The annual average temperature and relative humidity are 14.7°C and 51%, and precipitation is about 52 mm in this county. Figure 1 The study area (Beiza District) is located in the Fars Province, south of Iran. Sand Fly Collection and Species Identification Sand flies were collected from 10 villages using sticky papers. Collection of sand
flies was carried out twice a month from April to October 2010. Sixty sticky papers were installed per night at each sampling station. The male sand flies were stored in ethanol (70%) for subsequent mounting Inhibitors,research,lifescience,medical and species identification. The females were selected for dissection and DNA extraction. The head and last abdominal segments were mounted on a microscope slide, in a drop of Puri NSC683864 molecular weight medium,20 so that each sample could be identified in species level, according Inhibitors,research,lifescience,medical to the keys given by Lewis, 1982.21 The remaining portion of each parous female of the more common Phlebotomus species with no sign of recent blood meal was used for DNA extraction and PCR. DNA Extraction Total DNA was extracted from each sand fly body, as was described elsewhere.22 Briefly, a heat-sealed Pasteur pipette was used to homogenize each body with 200µl of lysis buffer (50 µl Tris-HCl [pH 7.6], 1µl EDTA, and Inhibitors,research,lifescience,medical 1% Tween 20) and 12µl of a proteinase K solution (containing 19 µl of the enzyme/ml), in a 1.5-ml microcentrifuge
tube. The homogenate Inhibitors,research,lifescience,medical was then incubated at 37°C overnight before 300 µl of a phenol: chloroform: isoamyl alcohol mixture (25:24:1, by vol.) were added.
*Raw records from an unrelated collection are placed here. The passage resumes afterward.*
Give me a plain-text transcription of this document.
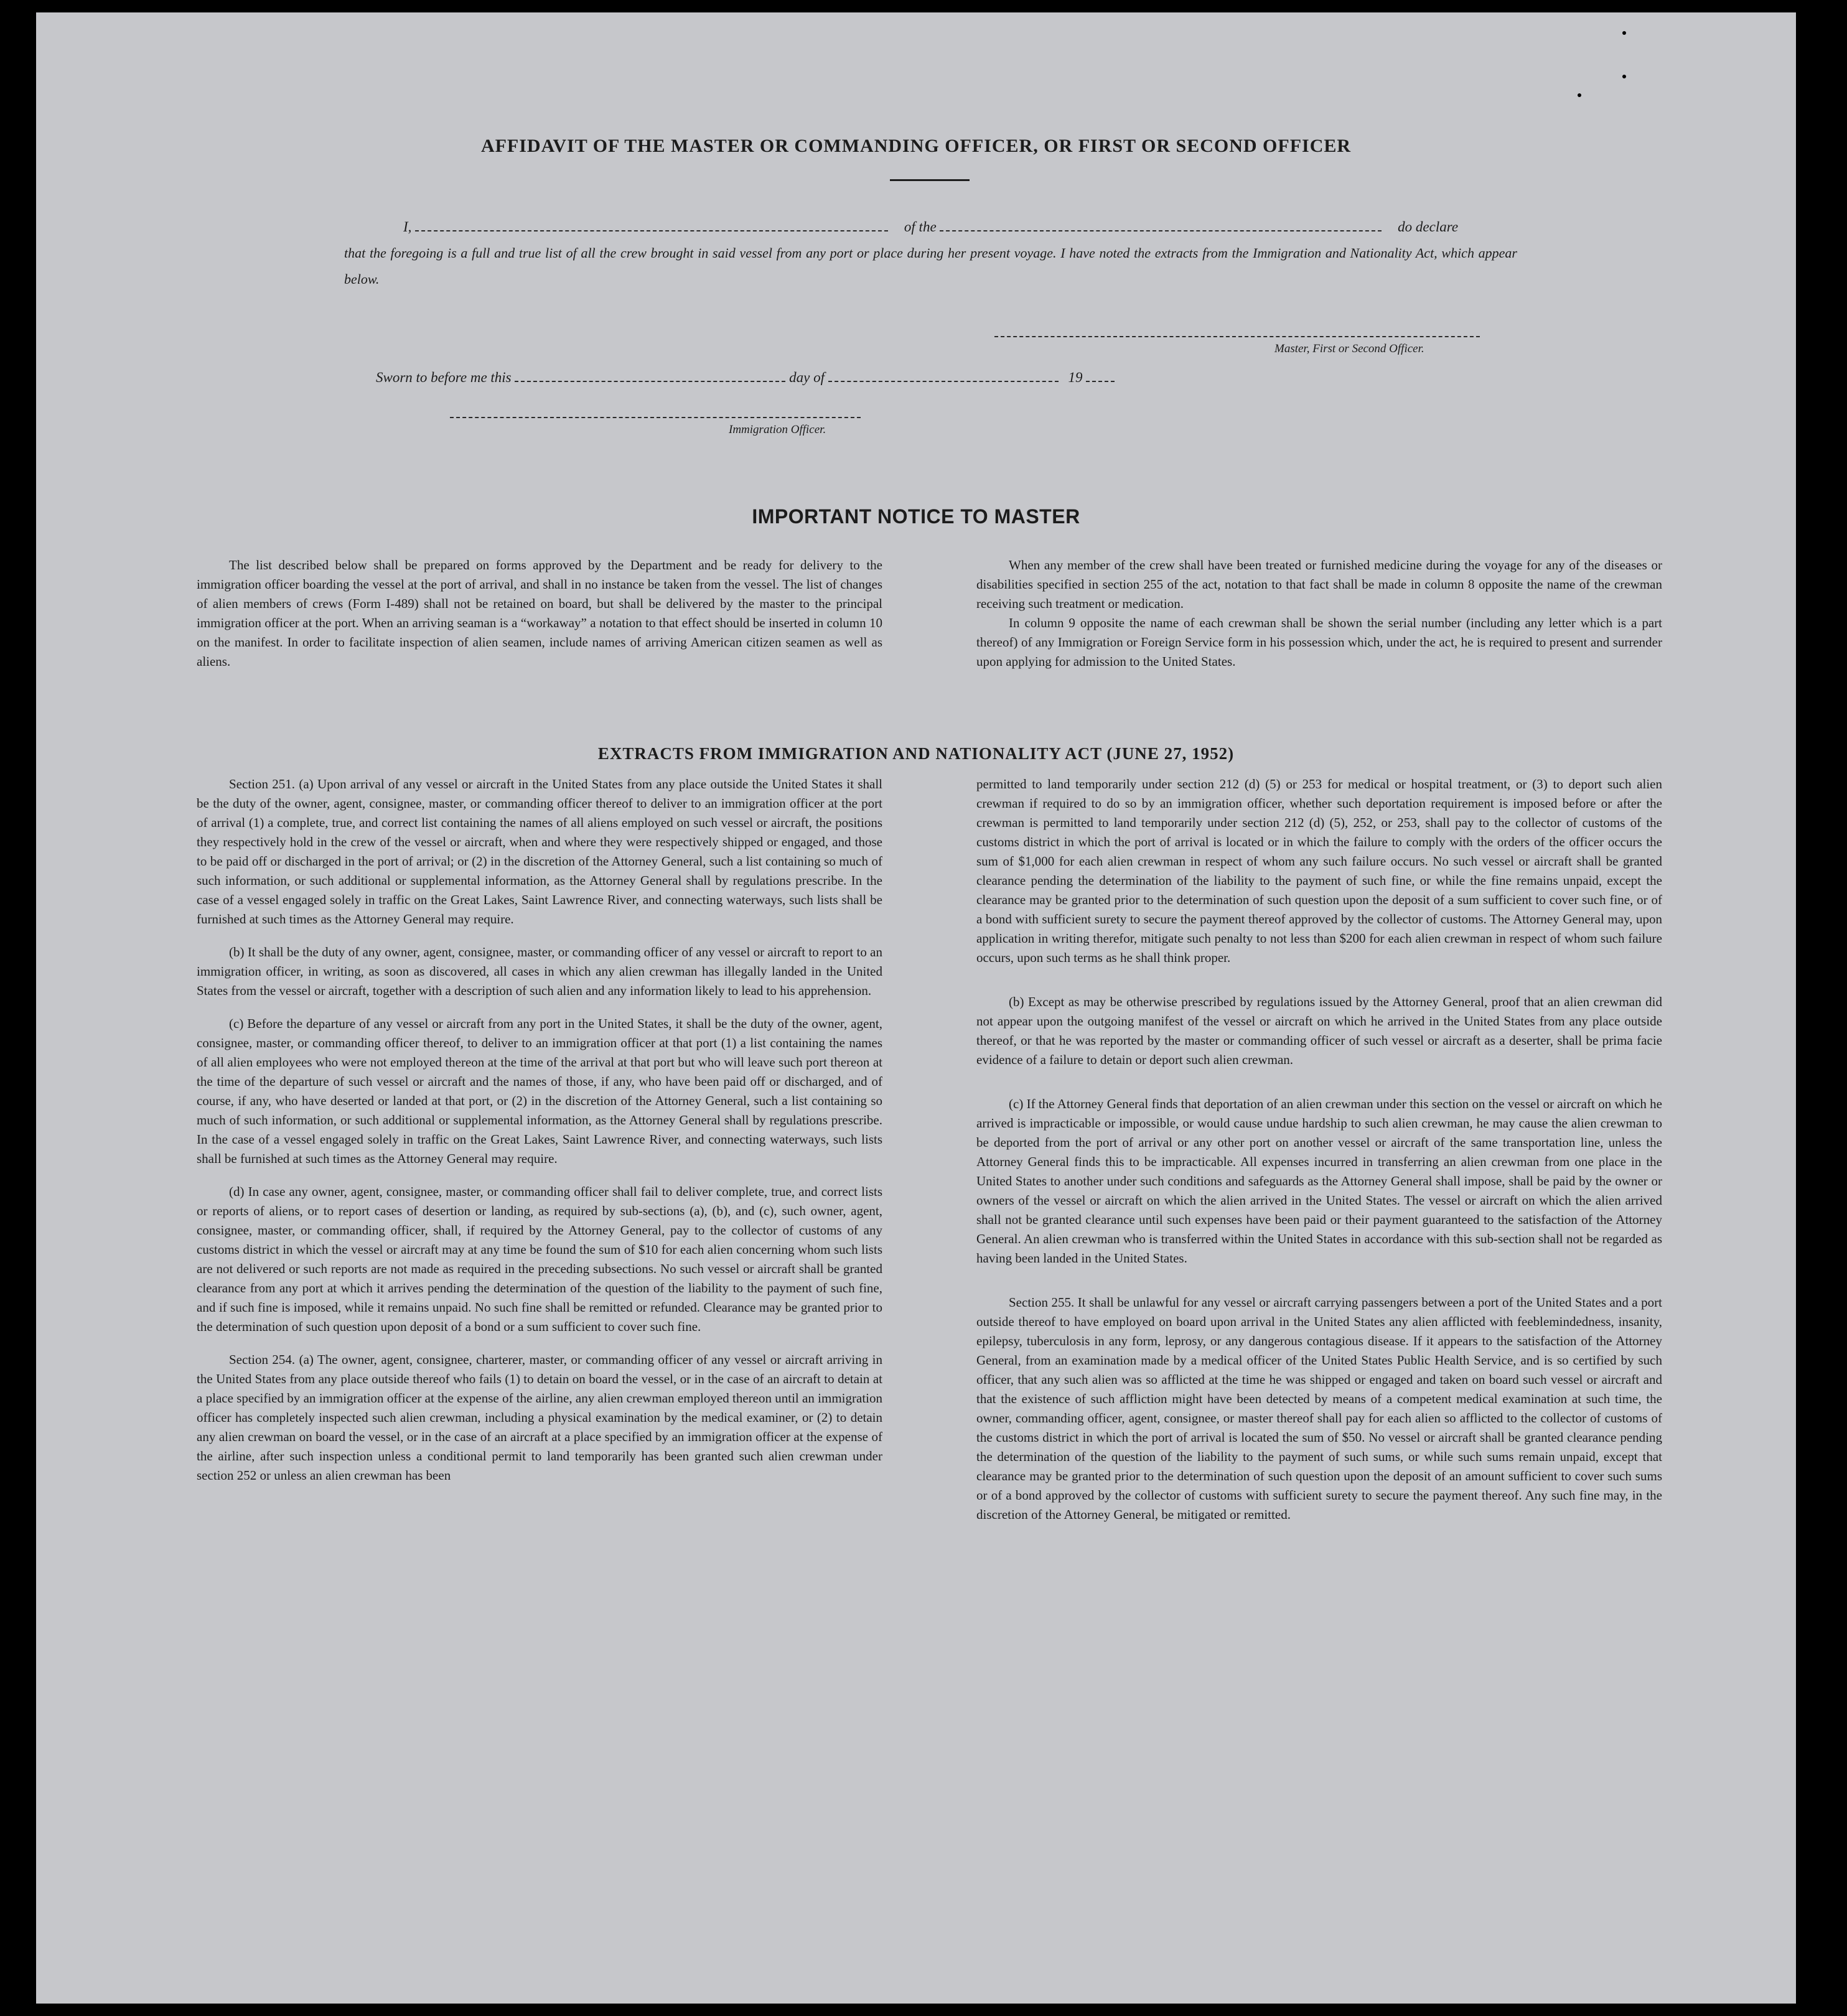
AFFIDAVIT OF THE MASTER OR COMMANDING OFFICER, OR FIRST OR SECOND OFFICER
I,	of the	do declare
that the foregoing is a full and true list of all the crew brought in said vessel from any port or place during her present voyage. I have noted the extracts from the Immigration and Nationality Act, which appear below.
Master, First or Second Officer.
Sworn to before me this	day of	19
Immigration Officer.
IMPORTANT NOTICE TO MASTER

The list described below shall be prepared on forms approved by the Department and be ready for delivery to the immigration officer boarding the vessel at the port of arrival, and shall in no instance be taken from the vessel. The list of changes of alien members of crews (Form I-489) shall not be retained on board, but shall be delivered by the master to the principal immigration officer at the port. When an arriving seaman is a “workaway” a notation to that effect should be inserted in column 10 on the manifest. In order to facilitate inspection of alien seamen, include names of arriving American citizen seamen as well as aliens.

When any member of the crew shall have been treated or furnished medicine during the voyage for any of the diseases or disabilities specified in section 255 of the act, notation to that fact shall be made in column 8 opposite the name of the crewman receiving such treatment or medication.

In column 9 opposite the name of each crewman shall be shown the serial number (including any letter which is a part thereof) of any Immigration or Foreign Service form in his possession which, under the act, he is required to present and surrender upon applying for admission to the United States.

EXTRACTS FROM IMMIGRATION AND NATIONALITY ACT (JUNE 27, 1952)

Section 251. (a) Upon arrival of any vessel or aircraft in the United States from any place outside the United States it shall be the duty of the owner, agent, consignee, master, or commanding officer thereof to deliver to an immigration officer at the port of arrival (1) a complete, true, and correct list containing the names of all aliens employed on such vessel or aircraft, the positions they respectively hold in the crew of the vessel or aircraft, when and where they were respectively shipped or engaged, and those to be paid off or discharged in the port of arrival; or (2) in the discretion of the Attorney General, such a list containing so much of such information, or such additional or supplemental information, as the Attorney General shall by regulations prescribe. In the case of a vessel engaged solely in traffic on the Great Lakes, Saint Lawrence River, and connecting waterways, such lists shall be furnished at such times as the Attorney General may require.

(b) It shall be the duty of any owner, agent, consignee, master, or commanding officer of any vessel or aircraft to report to an immigration officer, in writing, as soon as discovered, all cases in which any alien crewman has illegally landed in the United States from the vessel or aircraft, together with a description of such alien and any information likely to lead to his apprehension.

(c) Before the departure of any vessel or aircraft from any port in the United States, it shall be the duty of the owner, agent, consignee, master, or commanding officer thereof, to deliver to an immigration officer at that port (1) a list containing the names of all alien employees who were not employed thereon at the time of the arrival at that port but who will leave such port thereon at the time of the departure of such vessel or aircraft and the names of those, if any, who have been paid off or discharged, and of course, if any, who have deserted or landed at that port, or (2) in the discretion of the Attorney General, such a list containing so much of such information, or such additional or supplemental information, as the Attorney General shall by regulations prescribe. In the case of a vessel engaged solely in traffic on the Great Lakes, Saint Lawrence River, and connecting waterways, such lists shall be furnished at such times as the Attorney General may require.

(d) In case any owner, agent, consignee, master, or commanding officer shall fail to deliver complete, true, and correct lists or reports of aliens, or to report cases of desertion or landing, as required by sub-sections (a), (b), and (c), such owner, agent, consignee, master, or commanding officer, shall, if required by the Attorney General, pay to the collector of customs of any customs district in which the vessel or aircraft may at any time be found the sum of $10 for each alien concerning whom such lists are not delivered or such reports are not made as required in the preceding subsections. No such vessel or aircraft shall be granted clearance from any port at which it arrives pending the determination of the question of the liability to the payment of such fine, and if such fine is imposed, while it remains unpaid. No such fine shall be remitted or refunded. Clearance may be granted prior to the determination of such question upon deposit of a bond or a sum sufficient to cover such fine.

Section 254. (a) The owner, agent, consignee, charterer, master, or commanding officer of any vessel or aircraft arriving in the United States from any place outside thereof who fails (1) to detain on board the vessel, or in the case of an aircraft to detain at a place specified by an immigration officer at the expense of the airline, any alien crewman employed thereon until an immigration officer has completely inspected such alien crewman, including a physical examination by the medical examiner, or (2) to detain any alien crewman on board the vessel, or in the case of an aircraft at a place specified by an immigration officer at the expense of the airline, after such inspection unless a conditional permit to land temporarily has been granted such alien crewman under section 252 or unless an alien crewman has been

permitted to land temporarily under section 212 (d) (5) or 253 for medical or hospital treatment, or (3) to deport such alien crewman if required to do so by an immigration officer, whether such deportation requirement is imposed before or after the crewman is permitted to land temporarily under section 212 (d) (5), 252, or 253, shall pay to the collector of customs of the customs district in which the port of arrival is located or in which the failure to comply with the orders of the officer occurs the sum of $1,000 for each alien crewman in respect of whom any such failure occurs. No such vessel or aircraft shall be granted clearance pending the determination of the liability to the payment of such fine, or while the fine remains unpaid, except the clearance may be granted prior to the determination of such question upon the deposit of a sum sufficient to cover such fine, or of a bond with sufficient surety to secure the payment thereof approved by the collector of customs. The Attorney General may, upon application in writing therefor, mitigate such penalty to not less than $200 for each alien crewman in respect of whom such failure occurs, upon such terms as he shall think proper.

(b) Except as may be otherwise prescribed by regulations issued by the Attorney General, proof that an alien crewman did not appear upon the outgoing manifest of the vessel or aircraft on which he arrived in the United States from any place outside thereof, or that he was reported by the master or commanding officer of such vessel or aircraft as a deserter, shall be prima facie evidence of a failure to detain or deport such alien crewman.

(c) If the Attorney General finds that deportation of an alien crewman under this section on the vessel or aircraft on which he arrived is impracticable or impossible, or would cause undue hardship to such alien crewman, he may cause the alien crewman to be deported from the port of arrival or any other port on another vessel or aircraft of the same transportation line, unless the Attorney General finds this to be impracticable. All expenses incurred in transferring an alien crewman from one place in the United States to another under such conditions and safeguards as the Attorney General shall impose, shall be paid by the owner or owners of the vessel or aircraft on which the alien arrived in the United States. The vessel or aircraft on which the alien arrived shall not be granted clearance until such expenses have been paid or their payment guaranteed to the satisfaction of the Attorney General. An alien crewman who is transferred within the United States in accordance with this sub-section shall not be regarded as having been landed in the United States.

Section 255. It shall be unlawful for any vessel or aircraft carrying passengers between a port of the United States and a port outside thereof to have employed on board upon arrival in the United States any alien afflicted with feeblemindedness, insanity, epilepsy, tuberculosis in any form, leprosy, or any dangerous contagious disease. If it appears to the satisfaction of the Attorney General, from an examination made by a medical officer of the United States Public Health Service, and is so certified by such officer, that any such alien was so afflicted at the time he was shipped or engaged and taken on board such vessel or aircraft and that the existence of such affliction might have been detected by means of a competent medical examination at such time, the owner, commanding officer, agent, consignee, or master thereof shall pay for each alien so afflicted to the collector of customs of the customs district in which the port of arrival is located the sum of $50. No vessel or aircraft shall be granted clearance pending the determination of the question of the liability to the payment of such sums, or while such sums remain unpaid, except that clearance may be granted prior to the determination of such question upon the deposit of an amount sufficient to cover such sums or of a bond approved by the collector of customs with sufficient surety to secure the payment thereof. Any such fine may, in the discretion of the Attorney General, be mitigated or remitted.
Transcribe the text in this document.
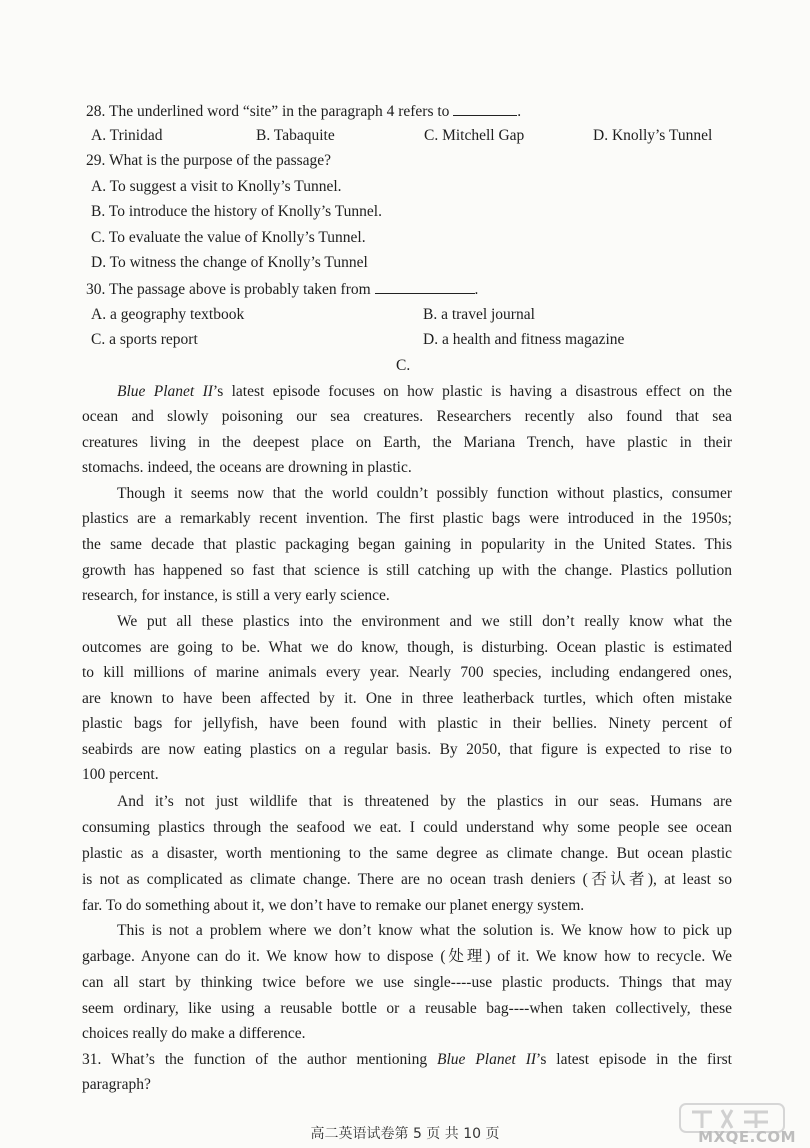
28. The underlined word “site” in the paragraph 4 refers to	.
A. Trinidad	B. Tabaquite	C. Mitchell Gap	D. Knolly’s Tunnel
29. What is the purpose of the passage?
A. To suggest a visit to Knolly’s Tunnel.
B. To introduce the history of Knolly’s Tunnel.
C. To evaluate the value of Knolly’s Tunnel.
D. To witness the change of Knolly’s Tunnel
30. The passage above is probably taken from	.
A. a geography textbook	B. a travel journal
C. a sports report	D. a health and fitness magazine
C.
Blue Planet II’s latest episode focuses on how plastic is having a disastrous effect on the
ocean and slowly poisoning our sea creatures. Researchers recently also found that sea
creatures living in the deepest place on Earth, the Mariana Trench, have plastic in their
stomachs. indeed, the oceans are drowning in plastic.
Though it seems now that the world couldn’t possibly function without plastics, consumer
plastics are a remarkably recent invention. The first plastic bags were introduced in the 1950s;
the same decade that plastic packaging began gaining in popularity in the United States. This
growth has happened so fast that science is still catching up with the change. Plastics pollution
research, for instance, is still a very early science.
We put all these plastics into the environment and we still don’t really know what the
outcomes are going to be. What we do know, though, is disturbing. Ocean plastic is estimated
to kill millions of marine animals every year. Nearly 700 species, including endangered ones,
are known to have been affected by it. One in three leatherback turtles, which often mistake
plastic bags for jellyfish, have been found with plastic in their bellies. Ninety percent of
seabirds are now eating plastics on a regular basis. By 2050, that figure is expected to rise to
100 percent.
And it’s not just wildlife that is threatened by the plastics in our seas. Humans are
consuming plastics through the seafood we eat. I could understand why some people see ocean
plastic as a disaster, worth mentioning to the same degree as climate change. But ocean plastic
is not as complicated as climate change. There are no ocean trash deniers (否认者), at least so
far. To do something about it, we don’t have to remake our planet energy system.
This is not a problem where we don’t know what the solution is. We know how to pick up
garbage. Anyone can do it. We know how to dispose (处理) of it. We know how to recycle. We
can all start by thinking twice before we use single----use plastic products. Things that may
seem ordinary, like using a reusable bottle or a reusable bag----when taken collectively, these
choices really do make a difference.
31. What’s the function of the author mentioning Blue Planet II’s latest episode in the first
paragraph?
高二英语试卷第 5 页 共 10 页	MXQE.COM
After being shaken vigorously, the tube holding the mixture was centrifuged (10,000 xg for 10 min). Thereafter, the DNA in the supernatant solution was precipitated with 400 µl of cold, pure ethanol, resuspended in 50 µl of double-distilled water (DDW), and stored at -20°C until use. Amplification
of Kinetoplastic Minicircle DNA from Sand Flies The nested PCR assay was employed to amplify the kDNA of the Leishmania parasites. The assay was carried out in two rounds using the primers of CSB1XR (ATT TTT CGC Inhibitors,research,lifescience,medical Microbiology and Molecular Biology Reviews GAT TTT CGC AGA ACG) and CSB2XF (CGA GTA GCA GAA ACT CCC GTT CA) for the first round and LiR (TCG CAG AAC GCC CCT) and 13Z (ACT GGG GGT TGG TGT AAA ATAG) for the second round.19,23,24 First, a total reaction mixture (25 µl) was prepared, which contained 5 µl of template DNA, 200 µl of each deoxynucleoside triphosphate (Cinagen, Tehran, Iran), 1.5 µl of MgCl2, 1.0 U of Taq polymerase, 50 µl of Tris-HCl (pH 7.6), 10 µl of CSB1XR, and 10 mM of CSB2XF. PCR reaction was set at 94°C for 5 min, followed by 30 cycles, 30 s at 94°C, 1 min at 55°C, and 1.5 min at 72°C, and then a final extension for 7 min at 72°C in a thermocycler (Eppendorf AG; Humbug, Germany). One µl of the first-round products’ dilution (1/9, by vol.) was used as the templates for the second round of PCR.